News

MIT May Cut Employee Pension Plans, Saving $200M

CORRECTION TO THIS ARTICLE: This article misstated the fundamental relationship between MIT's defined benefit and defined contribution plans. MIT employees need not choose one or the other, they receive both.

MIT may cut employee pension plans as part of a plan to save $27–$199 million over the next 2–10 years, according to the preliminary report of the Institute-Wide Planning Task Force released in August. The retirement plan cuts constitute much of the proposed cuts in workforce policies and practices recommended by the report.

The final report is expected to come out on Oct. 30, but these cuts will not become final before further discussions with service worker’s union SEIU Local 615 and possibly a faculty resolution. The final decisions, which are expected to be made in the spring, still rest in the hands of MIT’s top executives.

The report argues that pensions should be cut because the current system offers a strange incentive to retire: employees may sometimes get more money per year from retirement benefits than they do in salary the year before they retire.

Employees can choose between a “defined benefit” and a “defined contribution” plan. Retirees under the current defined benefit plan get an annual check for 1.65 percent (1/60th) of the total amount they made at MIT.

Under the current defined contribution plan, MIT matches employees’ contributions to a separate retirement account (such as a 401(k)) for up to five percent of their paycheck. Their retirement earnings then depend entirely on that account.

Among the proposed cuts, one would reduce the defined benefit so that it only pays 1.65 percent of the total amount employees make over their first 30 years at MIT, rather than their entire time.

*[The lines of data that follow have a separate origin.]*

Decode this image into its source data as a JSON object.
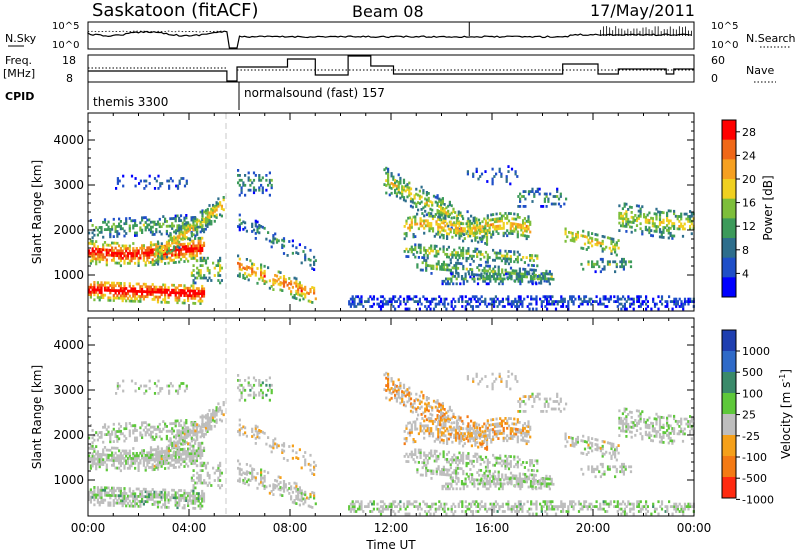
{
  "header": {
    "station": "Saskatoon (fitACF)",
    "beam": "Beam 08",
    "date": "17/May/2011"
  },
  "top_panels": {
    "nsky_label": "N.Sky",
    "nsky_ticks": [
      "10^5",
      "10^0"
    ],
    "nsearch_label": "N.Search",
    "freq_label": "Freq.",
    "freq_unit": "[MHz]",
    "freq_ticks": [
      "18",
      "8"
    ],
    "nave_label": "Nave",
    "nave_ticks": [
      "60",
      "0"
    ],
    "cpid_label": "CPID"
  },
  "cpid_segments": [
    {
      "name": "themis 3300",
      "start_h": 0.0,
      "end_h": 5.5
    },
    {
      "name": "normalsound (fast) 157",
      "start_h": 5.5,
      "end_h": 24.0
    }
  ],
  "colors": {
    "power_scale": [
      "#0000ff",
      "#1f4fc8",
      "#2e6e8c",
      "#3c9a5a",
      "#7dbe3a",
      "#f0d020",
      "#f6a020",
      "#f06818",
      "#ff0000"
    ],
    "velocity_scale": [
      "#1f3fb0",
      "#2f6ac8",
      "#3a8a6a",
      "#5ec83a",
      "#bebebe",
      "#f5a01a",
      "#f47a14",
      "#ff2a10"
    ]
  },
  "chart_data": [
    {
      "type": "heatmap",
      "title": "Power",
      "ylabel": "Slant Range [km]",
      "yticks": [
        "1000",
        "2000",
        "3000",
        "4000"
      ],
      "ylim": [
        200,
        4600
      ],
      "xlim": [
        0,
        24
      ],
      "xticks": [
        "00:00",
        "04:00",
        "08:00",
        "12:00",
        "16:00",
        "20:00",
        "00:00"
      ],
      "colorbar_label": "Power [dB]",
      "colorbar_ticks": [
        "4",
        "8",
        "12",
        "16",
        "20",
        "24",
        "28"
      ],
      "colorbar_range": [
        0,
        30
      ],
      "data_gap_hours": [
        9.0,
        10.3
      ]
    },
    {
      "type": "heatmap",
      "title": "Velocity",
      "ylabel": "Slant Range [km]",
      "yticks": [
        "1000",
        "2000",
        "3000",
        "4000"
      ],
      "ylim": [
        200,
        4600
      ],
      "xlim": [
        0,
        24
      ],
      "xlabel": "Time UT",
      "xticks": [
        "00:00",
        "04:00",
        "08:00",
        "12:00",
        "16:00",
        "20:00",
        "00:00"
      ],
      "colorbar_label": "Velocity [m s",
      "colorbar_label_sup": "-1",
      "colorbar_label_end": "]",
      "colorbar_ticks": [
        "1000",
        "500",
        "100",
        "25",
        "-25",
        "-100",
        "-500",
        "-1000"
      ],
      "data_gap_hours": [
        9.0,
        10.3
      ]
    }
  ]
}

Under a second proposal, employees contributing five percent of their paycheck to a 401(k) would receive only a four percent matching contribution from MIT.

The Proposals

The proposed changes would not affect people who have already retired.

As proposed, the package is “more attractive to younger employees and employees who work for MIT for less than 10 years,” said Professor Thomas A. Kochan, co-director of the Institute for Work and Employment Research. Kochan agreed with the Task Force’s suggestion that current retirees be grandfathered.

Kochan, who is chair of MIT’s faculty, is also one of the five faculty members on the Human Resources and Benefits Committee of the Task Force.

For some employees, the proposal’s timing is apt: The Institute’s contract with service workers’ union SEIU Local 615 is up for renewal in the spring. Employees have growing concerns about pension plans and retirement, said Wayne Langley, the union representative for the Boston area.

Many MIT employees who live on a fixed income don’t get the opportunity to contribute to their 401(k) because of the lack of disposable income, Langley said. Instead, they rely heavily on Social Security and the Institute’s defined benefit plan.

Langley said the union was disappointed at not being consulted as part of the Task Force process. “There is a lot of talk about transparency,” said Langley, “but we were not included in the process. If [the union] can give our input, eventually [MIT] can find something that benefits both the university and the people.”

“In retrospect, it would have been good to communicate with the union earlier in the process,” Kochan said. “However, we are working with the union representatives now; we are still in the idea stage.”

Many SEIU members came to the Sept. 21 community forum held by the Task Force. Kochan called the forum — which sought suggestions from faculty, staff, and students — a kind of community engagement unique to MIT.

“We are setting a model for how to change in a university environment,” he said. “But that means we have to deliver.”